A companhia, que chegou ao Brasil em 1997, já teve fabricação própria no país, mas em novembro de 2001 decidiu eliminar definitivamente a produção local, passando a importar seus equipamentos. À época, a matriz decidiu centralizar em Miami as operações da América Latina. As razões que levaram à decisão estavam atreladas à demora do país em regulamentar a Lei de Informática, além da redução mundial na demanda por computadores.

Atualmente, porém, nem o crescente mercado interno ou os incentivos fiscais previstos para quem monta computadores no país convencem a Acer a ter uma operação direta. "Não temos intenção de voltar a fabricar no Brasil, pois a estratégia de não fabricar localmente tem funcionado muito bem até o momento", diz Anne. "A nossa principal estratégia para o Brasil está na maior aproximação com o varejo.
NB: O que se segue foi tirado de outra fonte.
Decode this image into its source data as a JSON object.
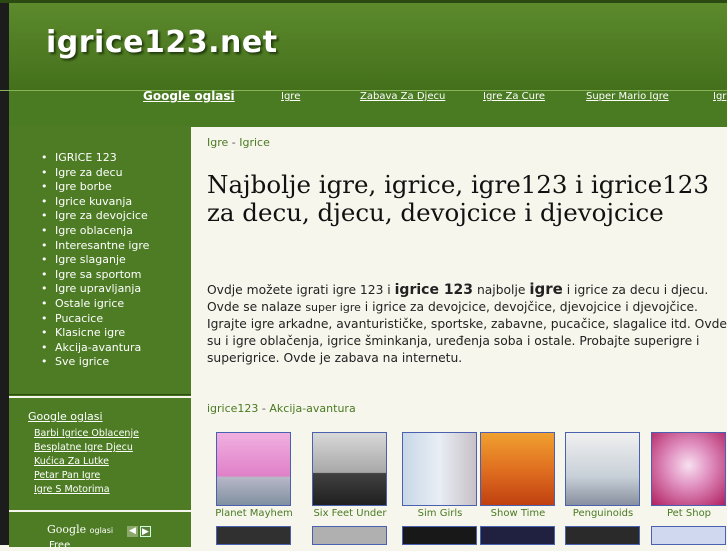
{
  "header": {
    "site_title": "igrice123.net"
  },
  "navbar": {
    "google": "Google oglasi",
    "links": [
      "Igre",
      "Zabava Za Djecu",
      "Igre Za Cure",
      "Super Mario Igre",
      "Igr"
    ]
  },
  "sidebar": {
    "menu": [
      "IGRICE 123",
      "Igre za decu",
      "Igre borbe",
      "Igrice kuvanja",
      "Igre za devojcice",
      "Igre oblacenja",
      "Interesantne igre",
      "Igre slaganje",
      "Igre sa sportom",
      "Igre upravljanja",
      "Ostale igrice",
      "Pucacice",
      "Klasicne igre",
      "Akcija-avantura",
      "Sve igrice"
    ],
    "ads_title": "Google oglasi",
    "ads": [
      "Barbi Igrice Oblacenje",
      "Besplatne Igre Djecu",
      "Kućica Za Lutke",
      "Petar Pan Igre",
      "Igre S Motorima"
    ],
    "google_logo": "Google",
    "google_logo_small": "oglasi",
    "free": "Free"
  },
  "content": {
    "breadcrumb": [
      "Igre",
      "Igrice"
    ],
    "breadcrumb_sep": " - ",
    "title": "Najbolje igre, igrice, igre123 i igrice123 za decu, djecu, devojcice i djevojcice",
    "intro": {
      "p1": "Ovdje možete igrati ",
      "p2": "igre 123",
      "p3": " i ",
      "p4": "igrice 123",
      "p5": " najbolje ",
      "p6": "igre",
      "p7": " i igrice za decu i djecu. Ovde se nalaze ",
      "p8": "super igre",
      "p9": " i igrice za devojcice, devojčice, djevojcice i djevojčice. Igrajte igre arkadne, avanturističke, sportske, zabavne, pucačice, slagalice itd. Ovde su i igre oblačenja, igrice šminkanja, uređenja soba i ostale. Probajte superigre i superigrice. Ovde je zabava na internetu."
    },
    "category_crumb": [
      "igrice123",
      "Akcija-avantura"
    ],
    "games": [
      "Planet Mayhem",
      "Six Feet Under",
      "Sim Girls",
      "Show Time",
      "Penguinoids",
      "Pet Shop"
    ]
  },
  "colors": {
    "header_green": "#5c8a2c",
    "sidebar_green": "#44701c",
    "link_green": "#4a7a22",
    "content_bg": "#f6f6ec"
  }
}
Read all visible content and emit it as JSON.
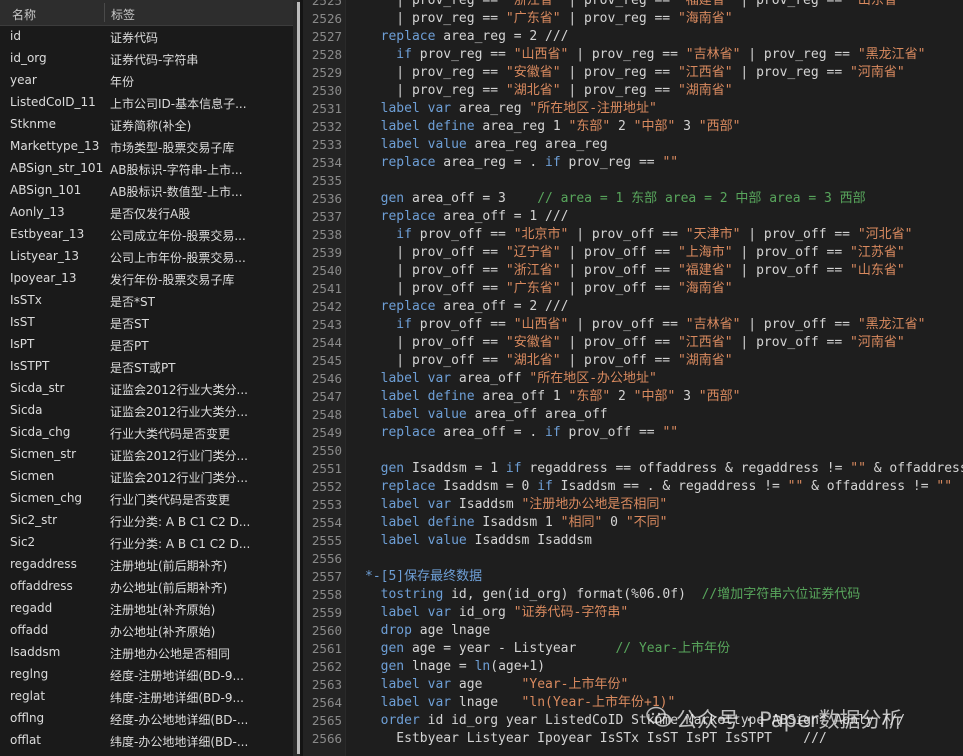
{
  "variables_panel": {
    "col_name": "名称",
    "col_label": "标签",
    "rows": [
      {
        "name": "id",
        "label": "证券代码"
      },
      {
        "name": "id_org",
        "label": "证券代码-字符串"
      },
      {
        "name": "year",
        "label": "年份"
      },
      {
        "name": "ListedCoID_11",
        "label": "上市公司ID-基本信息子..."
      },
      {
        "name": "Stknme",
        "label": "证券简称(补全)"
      },
      {
        "name": "Markettype_13",
        "label": "市场类型-股票交易子库"
      },
      {
        "name": "ABSign_str_101",
        "label": "AB股标识-字符串-上市..."
      },
      {
        "name": "ABSign_101",
        "label": "AB股标识-数值型-上市..."
      },
      {
        "name": "Aonly_13",
        "label": "是否仅发行A股"
      },
      {
        "name": "Estbyear_13",
        "label": "公司成立年份-股票交易..."
      },
      {
        "name": "Listyear_13",
        "label": "公司上市年份-股票交易..."
      },
      {
        "name": "Ipoyear_13",
        "label": "发行年份-股票交易子库"
      },
      {
        "name": "IsSTx",
        "label": "是否*ST"
      },
      {
        "name": "IsST",
        "label": "是否ST"
      },
      {
        "name": "IsPT",
        "label": "是否PT"
      },
      {
        "name": "IsSTPT",
        "label": "是否ST或PT"
      },
      {
        "name": "Sicda_str",
        "label": "证监会2012行业大类分..."
      },
      {
        "name": "Sicda",
        "label": "证监会2012行业大类分..."
      },
      {
        "name": "Sicda_chg",
        "label": "行业大类代码是否变更"
      },
      {
        "name": "Sicmen_str",
        "label": "证监会2012行业门类分..."
      },
      {
        "name": "Sicmen",
        "label": "证监会2012行业门类分..."
      },
      {
        "name": "Sicmen_chg",
        "label": "行业门类代码是否变更"
      },
      {
        "name": "Sic2_str",
        "label": "行业分类: A B C1 C2 D..."
      },
      {
        "name": "Sic2",
        "label": "行业分类: A B C1 C2 D..."
      },
      {
        "name": "regaddress",
        "label": "注册地址(前后期补齐)"
      },
      {
        "name": "offaddress",
        "label": "办公地址(前后期补齐)"
      },
      {
        "name": "regadd",
        "label": "注册地址(补齐原始)"
      },
      {
        "name": "offadd",
        "label": "办公地址(补齐原始)"
      },
      {
        "name": "Isaddsm",
        "label": "注册地办公地是否相同"
      },
      {
        "name": "reglng",
        "label": "经度-注册地详细(BD-9..."
      },
      {
        "name": "reglat",
        "label": "纬度-注册地详细(BD-9..."
      },
      {
        "name": "offlng",
        "label": "经度-办公地地详细(BD-..."
      },
      {
        "name": "offlat",
        "label": "纬度-办公地地详细(BD-..."
      }
    ]
  },
  "editor": {
    "line_numbers": [
      "2525",
      "2526",
      "2527",
      "2528",
      "2529",
      "2530",
      "2531",
      "2532",
      "2533",
      "2534",
      "2535",
      "2536",
      "2537",
      "2538",
      "2539",
      "2540",
      "2541",
      "2542",
      "2543",
      "2544",
      "2545",
      "2546",
      "2547",
      "2548",
      "2549",
      "2550",
      "2551",
      "2552",
      "2553",
      "2554",
      "2555",
      "2556",
      "2557",
      "2558",
      "2559",
      "2560",
      "2561",
      "2562",
      "2563",
      "2564",
      "2565",
      "2566"
    ],
    "code_lines": [
      [
        [
          "",
          "    | prov_reg == "
        ],
        [
          "str",
          "\"浙江省\""
        ],
        [
          "",
          " | prov_reg == "
        ],
        [
          "str",
          "\"福建省\""
        ],
        [
          "",
          " | prov_reg == "
        ],
        [
          "str",
          "\"山东省\""
        ]
      ],
      [
        [
          "",
          "    | prov_reg == "
        ],
        [
          "str",
          "\"广东省\""
        ],
        [
          "",
          " | prov_reg == "
        ],
        [
          "str",
          "\"海南省\""
        ]
      ],
      [
        [
          "kw",
          "  replace"
        ],
        [
          "",
          " area_reg = 2 ///"
        ]
      ],
      [
        [
          "kw",
          "    if"
        ],
        [
          "",
          " prov_reg == "
        ],
        [
          "str",
          "\"山西省\""
        ],
        [
          "",
          " | prov_reg == "
        ],
        [
          "str",
          "\"吉林省\""
        ],
        [
          "",
          " | prov_reg == "
        ],
        [
          "str",
          "\"黑龙江省\""
        ]
      ],
      [
        [
          "",
          "    | prov_reg == "
        ],
        [
          "str",
          "\"安徽省\""
        ],
        [
          "",
          " | prov_reg == "
        ],
        [
          "str",
          "\"江西省\""
        ],
        [
          "",
          " | prov_reg == "
        ],
        [
          "str",
          "\"河南省\""
        ]
      ],
      [
        [
          "",
          "    | prov_reg == "
        ],
        [
          "str",
          "\"湖北省\""
        ],
        [
          "",
          " | prov_reg == "
        ],
        [
          "str",
          "\"湖南省\""
        ]
      ],
      [
        [
          "kw",
          "  label var"
        ],
        [
          "",
          " area_reg "
        ],
        [
          "str",
          "\"所在地区-注册地址\""
        ]
      ],
      [
        [
          "kw",
          "  label define"
        ],
        [
          "",
          " area_reg 1 "
        ],
        [
          "str",
          "\"东部\""
        ],
        [
          "",
          " 2 "
        ],
        [
          "str",
          "\"中部\""
        ],
        [
          "",
          " 3 "
        ],
        [
          "str",
          "\"西部\""
        ]
      ],
      [
        [
          "kw",
          "  label value"
        ],
        [
          "",
          " area_reg area_reg"
        ]
      ],
      [
        [
          "kw",
          "  replace"
        ],
        [
          "",
          " area_reg = . "
        ],
        [
          "kw",
          "if"
        ],
        [
          "",
          " prov_reg == "
        ],
        [
          "str",
          "\"\""
        ]
      ],
      [
        [
          "",
          ""
        ]
      ],
      [
        [
          "kw",
          "  gen"
        ],
        [
          "",
          " area_off = 3    "
        ],
        [
          "cm",
          "// area = 1 东部 area = 2 中部 area = 3 西部"
        ]
      ],
      [
        [
          "kw",
          "  replace"
        ],
        [
          "",
          " area_off = 1 ///"
        ]
      ],
      [
        [
          "kw",
          "    if"
        ],
        [
          "",
          " prov_off == "
        ],
        [
          "str",
          "\"北京市\""
        ],
        [
          "",
          " | prov_off == "
        ],
        [
          "str",
          "\"天津市\""
        ],
        [
          "",
          " | prov_off == "
        ],
        [
          "str",
          "\"河北省\""
        ]
      ],
      [
        [
          "",
          "    | prov_off == "
        ],
        [
          "str",
          "\"辽宁省\""
        ],
        [
          "",
          " | prov_off == "
        ],
        [
          "str",
          "\"上海市\""
        ],
        [
          "",
          " | prov_off == "
        ],
        [
          "str",
          "\"江苏省\""
        ]
      ],
      [
        [
          "",
          "    | prov_off == "
        ],
        [
          "str",
          "\"浙江省\""
        ],
        [
          "",
          " | prov_off == "
        ],
        [
          "str",
          "\"福建省\""
        ],
        [
          "",
          " | prov_off == "
        ],
        [
          "str",
          "\"山东省\""
        ]
      ],
      [
        [
          "",
          "    | prov_off == "
        ],
        [
          "str",
          "\"广东省\""
        ],
        [
          "",
          " | prov_off == "
        ],
        [
          "str",
          "\"海南省\""
        ]
      ],
      [
        [
          "kw",
          "  replace"
        ],
        [
          "",
          " area_off = 2 ///"
        ]
      ],
      [
        [
          "kw",
          "    if"
        ],
        [
          "",
          " prov_off == "
        ],
        [
          "str",
          "\"山西省\""
        ],
        [
          "",
          " | prov_off == "
        ],
        [
          "str",
          "\"吉林省\""
        ],
        [
          "",
          " | prov_off == "
        ],
        [
          "str",
          "\"黑龙江省\""
        ]
      ],
      [
        [
          "",
          "    | prov_off == "
        ],
        [
          "str",
          "\"安徽省\""
        ],
        [
          "",
          " | prov_off == "
        ],
        [
          "str",
          "\"江西省\""
        ],
        [
          "",
          " | prov_off == "
        ],
        [
          "str",
          "\"河南省\""
        ]
      ],
      [
        [
          "",
          "    | prov_off == "
        ],
        [
          "str",
          "\"湖北省\""
        ],
        [
          "",
          " | prov_off == "
        ],
        [
          "str",
          "\"湖南省\""
        ]
      ],
      [
        [
          "kw",
          "  label var"
        ],
        [
          "",
          " area_off "
        ],
        [
          "str",
          "\"所在地区-办公地址\""
        ]
      ],
      [
        [
          "kw",
          "  label define"
        ],
        [
          "",
          " area_off 1 "
        ],
        [
          "str",
          "\"东部\""
        ],
        [
          "",
          " 2 "
        ],
        [
          "str",
          "\"中部\""
        ],
        [
          "",
          " 3 "
        ],
        [
          "str",
          "\"西部\""
        ]
      ],
      [
        [
          "kw",
          "  label value"
        ],
        [
          "",
          " area_off area_off"
        ]
      ],
      [
        [
          "kw",
          "  replace"
        ],
        [
          "",
          " area_off = . "
        ],
        [
          "kw",
          "if"
        ],
        [
          "",
          " prov_off == "
        ],
        [
          "str",
          "\"\""
        ]
      ],
      [
        [
          "",
          ""
        ]
      ],
      [
        [
          "kw",
          "  gen"
        ],
        [
          "",
          " Isaddsm = 1 "
        ],
        [
          "kw",
          "if"
        ],
        [
          "",
          " regaddress == offaddress & regaddress != "
        ],
        [
          "str",
          "\"\""
        ],
        [
          "",
          " & offaddress != "
        ],
        [
          "str",
          "\"\""
        ]
      ],
      [
        [
          "kw",
          "  replace"
        ],
        [
          "",
          " Isaddsm = 0 "
        ],
        [
          "kw",
          "if"
        ],
        [
          "",
          " Isaddsm == . & regaddress != "
        ],
        [
          "str",
          "\"\""
        ],
        [
          "",
          " & offaddress != "
        ],
        [
          "str",
          "\"\""
        ]
      ],
      [
        [
          "kw",
          "  label var"
        ],
        [
          "",
          " Isaddsm "
        ],
        [
          "str",
          "\"注册地办公地是否相同\""
        ]
      ],
      [
        [
          "kw",
          "  label define"
        ],
        [
          "",
          " Isaddsm 1 "
        ],
        [
          "str",
          "\"相同\""
        ],
        [
          "",
          " 0 "
        ],
        [
          "str",
          "\"不同\""
        ]
      ],
      [
        [
          "kw",
          "  label value"
        ],
        [
          "",
          " Isaddsm Isaddsm"
        ]
      ],
      [
        [
          "",
          ""
        ]
      ],
      [
        [
          "sec",
          "*-[5]保存最终数据"
        ]
      ],
      [
        [
          "kw",
          "  tostring"
        ],
        [
          "",
          " id, gen(id_org) format(%06.0f)  "
        ],
        [
          "cm",
          "//增加字符串六位证券代码"
        ]
      ],
      [
        [
          "kw",
          "  label var"
        ],
        [
          "",
          " id_org "
        ],
        [
          "str",
          "\"证券代码-字符串\""
        ]
      ],
      [
        [
          "kw",
          "  drop"
        ],
        [
          "",
          " age lnage"
        ]
      ],
      [
        [
          "kw",
          "  gen"
        ],
        [
          "",
          " age = year - Listyear     "
        ],
        [
          "cm",
          "// Year-上市年份"
        ]
      ],
      [
        [
          "kw",
          "  gen"
        ],
        [
          "",
          " lnage = "
        ],
        [
          "fn",
          "ln"
        ],
        [
          "",
          "(age+1)"
        ]
      ],
      [
        [
          "kw",
          "  label var"
        ],
        [
          "",
          " age     "
        ],
        [
          "str",
          "\"Year-上市年份\""
        ]
      ],
      [
        [
          "kw",
          "  label var"
        ],
        [
          "",
          " lnage   "
        ],
        [
          "str",
          "\"ln(Year-上市年份+1)\""
        ]
      ],
      [
        [
          "kw",
          "  order"
        ],
        [
          "",
          " id id_org year ListedCoID Stknme Markettype ABSign* Aonly ///"
        ]
      ],
      [
        [
          "",
          "    Estbyear Listyear Ipoyear IsSTx IsST IsPT IsSTPT    ///"
        ]
      ]
    ]
  },
  "watermark": {
    "text": "公众号 · Paper数据分析"
  },
  "colors": {
    "keyword": "#6e9fd6",
    "string": "#d98a5f",
    "comment": "#58a65c",
    "text": "#d4d4d4",
    "background": "#1e1e1e"
  }
}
A intenção é reforçar a relação com distribuidores e sua operação junto aos varejistas."

Segundo Anne, é preciso ressaltar que, enquanto o fabricante local importa os componentes para a montagem, a Acer já pode enviar o produto acabado. "Os fabricantes locais têm benefícios fiscais, mas também têm custos operacionais locais, o que a Acer não tem."

Hoje os laptops da Acer são encontrados em redes de varejo como Casas Bahia, FNAC, Ponto Frio e Carrefour, entre outras. Seus distribuidores no país são Bell Micro, Clac Importação, Solution TI, Travel, All Nations e, recentemente, a paranaense Aldo Distribuidora. O Valor conversou com um desses distribuidores, que pediu para não ser identificado. "O que a gente percebe é que a Acer faz vista grossa para o que acontece no mercado cinza", diz o executivo, responsável pela distribuição de laptops da companhia. "Como ela só fabrica, o que interessa mesmo é vender, não importa o destino do produto."

Segundo o executivo, o mercado cinza tem prejudicado seu negócios, forçando-o a se concentrar em máquinas de configuração mais sofisticadas e, logo, mais caras. "Hoje o laptop mais barato que eu vendo sai por R$ 1,9 mil, mas essa mesma máquina custa menos de R$ 1,5 mil no paralelo."

Em 2007, o consumidor brasileiro comprou 1,5 milhão de unidades de laptops, segundo a IDC. Deste total, 30% foi adquirido no mercado cinza (contra 38% da média dos PCs de mesa). Se multiplicadas por um valor médio de R$ 2 mil a máquina, tem-se um mercado de R$ 3 bilhões. Segundo a Secretaria de Comércio Exterior do Ministério do Desenvolvimento, Indústria e Comércio (MDIC), as importações brasileiras formais de portáteis feitas com a Ásia não chegaram a US$ 57 milhões em 2007.